A statute of her, based on a scene from the movie A Miracle Worker, was added to the National Statuary Hall in Washington, D.C. in 2009. For more information, explore the resourcesforhistoryteachers wiki page Helen Keller, Author and Political Activist and the Helen Keller Archive from the American Association for the Blind.
Media Literacy Connections: Race, Gender, Disability Civil Rights Choice Boards
Digital Choice Boards invite interactive explorations of curriculum topics. A choice board is a "graphic organizer that allows students to choose different ways to learn about a particular concept" (Reinken, 2012, para. 1).
In this activity, students construct their own race, gender, and disability civil rights choice boards that connect historical and current events. Begin by spliting students into groups or teams and ask them to research the history of race, gender and disability civil rights in the United States. The modules for this topic offer points of departure for this research.
After students complete their research, they will design a digital choice board based on the information they have found. Their choice board can focus on just race, gender, or disability or be a mix of the three areas. Each box on the choice board will feature higher order thinking activities for other students to complete when using the board for learning. Higher order learning suggestions include:
- Code a Scratch story
- Create an interactive digital story
- Construct 3D digital artifacts
- Design a multimodal book
- Construct an augmented reality exhibit
- Build a 3D model
- Build an interactive map
- Create an Interactive Timeline
- Create a video
Suggested Learning Activities
- Read and Report Out
- Explore the Helen Keller Political Activities section of her Wikipedia page
- List four causes for social justice Helen Keller supported during her lifetime.
- Have you been taught about Keller's life-long political activism in school?
- If not, write a proposal to a teacher or school administrator advocating for the inclusion of Keller's political activism in school curriculum.
- Analyze Primary Sources
- Explore Helen Keller’s FBI Files
- Why do you think Helen Keller was investigated by the FBI for her political views?
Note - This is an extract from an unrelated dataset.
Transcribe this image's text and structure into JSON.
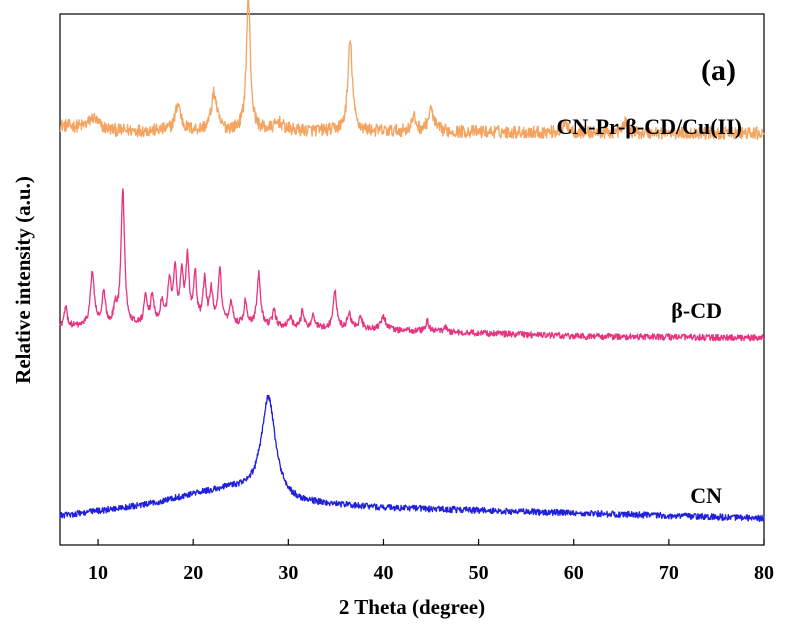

- Why were opposition to war, support for socialism, and commitment to revolutionary change such controversial topics in American society, then and now?
Standard 5.4 Conclusion
The modules for this standard examined late 20th century laws passed by Congress that expanded civil rights for people of color, women, and individuals with disabilities. INVESTIGATE reviewed the 1964 Civil Rights Act and the 1965 Voting Rights Act; Title IX of the Education Amendments of 1970; and the Americans with Disabilities Act of 1970. UNCOVER explored the career and political activism of Helen Keller. ENGAGE asked when can girls and boys compete together in athletic events.